Xin Ping might have followed the footsteps of her parents if not for one fateful day – a friend persuaded her to accompany her to attend a seminar conducted by MOE officials from Singapore in the provincial capital of Shenyang (沈阳).
“The Singapore officials were very nice and friendly. They said they are coming to recruit college students to study in Singapore universities and we were told we would be well taken care of. I was very impressed by what I heard and I signed up my interest.”
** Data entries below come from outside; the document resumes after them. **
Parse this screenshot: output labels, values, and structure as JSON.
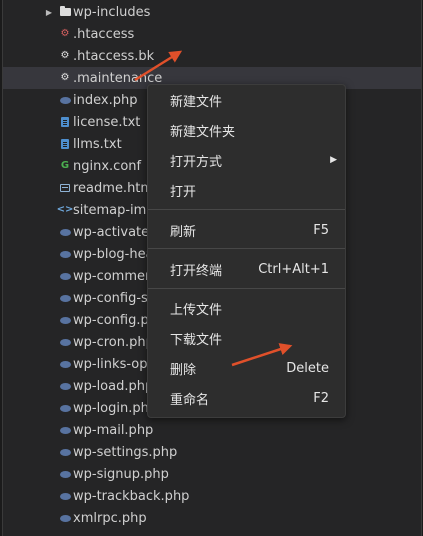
{
  "file_tree": {
    "items": [
      {
        "label": "wp-includes",
        "icon": "folder-icon",
        "expandable": true
      },
      {
        "label": ".htaccess",
        "icon": "gear-red-icon"
      },
      {
        "label": ".htaccess.bk",
        "icon": "gear-icon"
      },
      {
        "label": ".maintenance",
        "icon": "gear-icon",
        "selected": true
      },
      {
        "label": "index.php",
        "icon": "php-icon"
      },
      {
        "label": "license.txt",
        "icon": "text-file-icon"
      },
      {
        "label": "llms.txt",
        "icon": "text-file-icon"
      },
      {
        "label": "nginx.conf",
        "icon": "nginx-icon"
      },
      {
        "label": "readme.html",
        "icon": "html-icon"
      },
      {
        "label": "sitemap-imag",
        "icon": "xml-icon"
      },
      {
        "label": "wp-activate.p",
        "icon": "php-icon"
      },
      {
        "label": "wp-blog-hea",
        "icon": "php-icon"
      },
      {
        "label": "wp-comment",
        "icon": "php-icon"
      },
      {
        "label": "wp-config-sa",
        "icon": "php-icon"
      },
      {
        "label": "wp-config.ph",
        "icon": "php-icon"
      },
      {
        "label": "wp-cron.php",
        "icon": "php-icon"
      },
      {
        "label": "wp-links-opm",
        "icon": "php-icon"
      },
      {
        "label": "wp-load.php",
        "icon": "php-icon"
      },
      {
        "label": "wp-login.php",
        "icon": "php-icon"
      },
      {
        "label": "wp-mail.php",
        "icon": "php-icon"
      },
      {
        "label": "wp-settings.php",
        "icon": "php-icon"
      },
      {
        "label": "wp-signup.php",
        "icon": "php-icon"
      },
      {
        "label": "wp-trackback.php",
        "icon": "php-icon"
      },
      {
        "label": "xmlrpc.php",
        "icon": "php-icon"
      }
    ]
  },
  "context_menu": {
    "new_file": "新建文件",
    "new_folder": "新建文件夹",
    "open_with": "打开方式",
    "open": "打开",
    "refresh": "刷新",
    "refresh_shortcut": "F5",
    "open_terminal": "打开终端",
    "open_terminal_shortcut": "Ctrl+Alt+1",
    "upload_file": "上传文件",
    "download_file": "下载文件",
    "delete": "删除",
    "delete_shortcut": "Delete",
    "rename": "重命名",
    "rename_shortcut": "F2"
  },
  "colors": {
    "annotation_arrow": "#e0502a",
    "panel_bg": "#252526",
    "menu_bg": "#2d2d2d",
    "selected_row": "#37373d"
  }
}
After passing a pre-admission test and two rounds of interview, Xin Ping was on the plane to Singapore after being awarded an undergraduate scholarship to study Chemical Engineering at the National University of Singapore. To her surprise, a fellow classmate who topped her class was not given an ‘exit permit’ to leave China despite being given the same scholarship.
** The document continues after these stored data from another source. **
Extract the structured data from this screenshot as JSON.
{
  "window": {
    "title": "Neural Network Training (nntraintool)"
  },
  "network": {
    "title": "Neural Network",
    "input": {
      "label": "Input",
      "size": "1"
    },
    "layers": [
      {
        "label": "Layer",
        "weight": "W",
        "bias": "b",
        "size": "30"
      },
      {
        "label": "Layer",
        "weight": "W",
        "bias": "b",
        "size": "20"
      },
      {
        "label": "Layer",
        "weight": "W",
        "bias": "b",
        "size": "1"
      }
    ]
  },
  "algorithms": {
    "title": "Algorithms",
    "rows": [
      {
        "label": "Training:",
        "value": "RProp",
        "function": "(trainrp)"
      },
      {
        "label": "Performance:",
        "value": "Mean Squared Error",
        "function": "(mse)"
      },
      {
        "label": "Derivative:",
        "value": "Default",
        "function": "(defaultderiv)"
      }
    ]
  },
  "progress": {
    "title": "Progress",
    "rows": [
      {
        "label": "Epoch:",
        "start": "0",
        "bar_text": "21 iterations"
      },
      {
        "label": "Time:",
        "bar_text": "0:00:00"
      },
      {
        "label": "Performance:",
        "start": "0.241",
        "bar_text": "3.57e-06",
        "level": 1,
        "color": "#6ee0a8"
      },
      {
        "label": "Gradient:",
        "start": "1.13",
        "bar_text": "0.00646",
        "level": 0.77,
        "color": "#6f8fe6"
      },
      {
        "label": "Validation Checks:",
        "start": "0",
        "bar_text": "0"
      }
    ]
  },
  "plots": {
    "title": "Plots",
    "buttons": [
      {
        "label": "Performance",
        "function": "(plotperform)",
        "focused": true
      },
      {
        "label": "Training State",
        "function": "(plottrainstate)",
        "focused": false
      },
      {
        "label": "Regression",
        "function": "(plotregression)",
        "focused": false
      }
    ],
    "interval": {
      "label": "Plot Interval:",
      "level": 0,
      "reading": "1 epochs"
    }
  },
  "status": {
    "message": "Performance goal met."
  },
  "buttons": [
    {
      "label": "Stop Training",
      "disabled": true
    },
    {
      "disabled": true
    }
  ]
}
“I learnt later that he went on to study in Qinghua University (清华大学). The (Chinese) government barred the top students and athletes from leaving the country.”
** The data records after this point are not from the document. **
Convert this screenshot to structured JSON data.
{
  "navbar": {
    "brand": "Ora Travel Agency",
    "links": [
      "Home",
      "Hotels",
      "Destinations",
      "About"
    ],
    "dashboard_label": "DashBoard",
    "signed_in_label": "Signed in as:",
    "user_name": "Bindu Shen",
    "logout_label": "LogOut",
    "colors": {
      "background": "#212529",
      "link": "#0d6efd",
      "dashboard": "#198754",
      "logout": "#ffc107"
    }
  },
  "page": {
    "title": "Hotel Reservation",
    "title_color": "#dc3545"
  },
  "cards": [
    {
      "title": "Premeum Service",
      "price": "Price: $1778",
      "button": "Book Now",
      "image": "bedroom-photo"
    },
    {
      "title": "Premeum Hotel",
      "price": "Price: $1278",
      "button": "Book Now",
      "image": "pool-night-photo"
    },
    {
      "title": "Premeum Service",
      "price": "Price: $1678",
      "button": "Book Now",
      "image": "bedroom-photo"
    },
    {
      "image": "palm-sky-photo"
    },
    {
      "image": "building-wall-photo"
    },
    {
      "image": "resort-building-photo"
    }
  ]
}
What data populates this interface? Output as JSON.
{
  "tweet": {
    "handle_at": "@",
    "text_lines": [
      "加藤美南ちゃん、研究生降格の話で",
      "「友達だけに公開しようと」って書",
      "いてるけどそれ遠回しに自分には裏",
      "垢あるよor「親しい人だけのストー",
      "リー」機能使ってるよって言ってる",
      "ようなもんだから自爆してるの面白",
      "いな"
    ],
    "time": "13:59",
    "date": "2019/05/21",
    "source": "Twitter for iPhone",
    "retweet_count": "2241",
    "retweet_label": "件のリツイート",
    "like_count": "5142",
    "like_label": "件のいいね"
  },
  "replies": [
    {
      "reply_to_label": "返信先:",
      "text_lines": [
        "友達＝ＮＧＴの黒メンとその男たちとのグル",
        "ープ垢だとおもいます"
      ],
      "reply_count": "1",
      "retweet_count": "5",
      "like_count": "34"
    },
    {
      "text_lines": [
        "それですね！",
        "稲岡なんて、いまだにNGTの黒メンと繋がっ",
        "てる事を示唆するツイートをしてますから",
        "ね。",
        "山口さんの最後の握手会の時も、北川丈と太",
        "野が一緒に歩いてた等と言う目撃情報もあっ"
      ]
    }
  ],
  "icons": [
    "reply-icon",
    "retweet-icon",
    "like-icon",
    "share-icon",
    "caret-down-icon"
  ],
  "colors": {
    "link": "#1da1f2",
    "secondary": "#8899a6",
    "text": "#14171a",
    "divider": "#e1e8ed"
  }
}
Life was tough in the beginning for Xin Ping, exacerbated by the fact that it was the first time she went abroad alone and separated from her parents. She spoke little English as she started to learn the language only in middle school. She was put up with other scholars from the same batch with a foster family in Sembawang before the school term began.
“The six month English preparatory course was very tough. We have to pass an English proficiency test before we can study in NUS.”
Though Xin Ping was handicapped by her English proficiency, she did well enough to breeze through her four years in NUS and graduated with First Class Honors. She did not have to pay for her tuition fees and was given a generous living allowance.
Upon graduation, she found a well-paying job with a MNC in the petrochemical industry.
“The Singapore government sent me an invitation to apply for PR three months after I started work which I did for a matter of convenience and also because I need to travel to and fro from China to visit my parents. A year later, I was invited to become a Singapore citizen and after much deliberation, I decided otherwise.”
While Xin Ping has spent nearly ten years of her life in Singapore, she did not feel a sense of belonging here though she readily admits that Singaporeans are one of the most ‘friendly’ people she ever met.
“Singapore is a great city. The people are nice, the streets are safe and the government is efficient, but my roots are back in China. That’s where my homeland is.”
Upon completion of her bond, Xin Ping applied to be transferred to Beijing to be closer to her family. Two years later, she left to start her own company and is now a mother of two.
“China is fast catching up with Singapore. Twenty years ago, there isn’t even a Mac’s in Liaoyang. Now we have Carrefour, Walmart…people are flocking to China. This is where the money is.”
Does she miss Singapore?
Yes, she said, especially the cuisine and her Singapore friends with whom she still keeps in touch on Facebook where she learnt about the Sun Xu saga and contacted us.
“I am not defending Sun Xu – he probably wrote those harsh words in a fit of anger. The truth is – most Chinese adapted well in Singapore and they are grateful to Singapore for giving them the opportunity to succeed in life. I won’t be where I am today without Singapore. Being bilingual is a great asset in doing business in China nowadays.”
When asked why she did not express her gratitude to Singapore by taking up citizenship, she paused for a while before replying:
“Singapore is like a very rich man in hot pursuit of a girl, showering her with expensive gifts everyday, but the girl’s heart is with somebody else and while she may accept his gifts, she will not be together with him, just like me, my heart is with China, my fatherland. It’s a fact which cannot be changed. I will forever be thankful to Singapore, but gratitude is not love.”
Senior Parliamentary Secretary, Ministry of Education & Ministry of Law Ms Sim Ann revealed recently in Parliament that the Singapore government spends some $36 million dollars on scholarships to over two thousand foreign students each year, or about S$174,000 per scholar.
The percentage of foreign scholars who leaves Singapore for good yearly like Xin Ping is not known.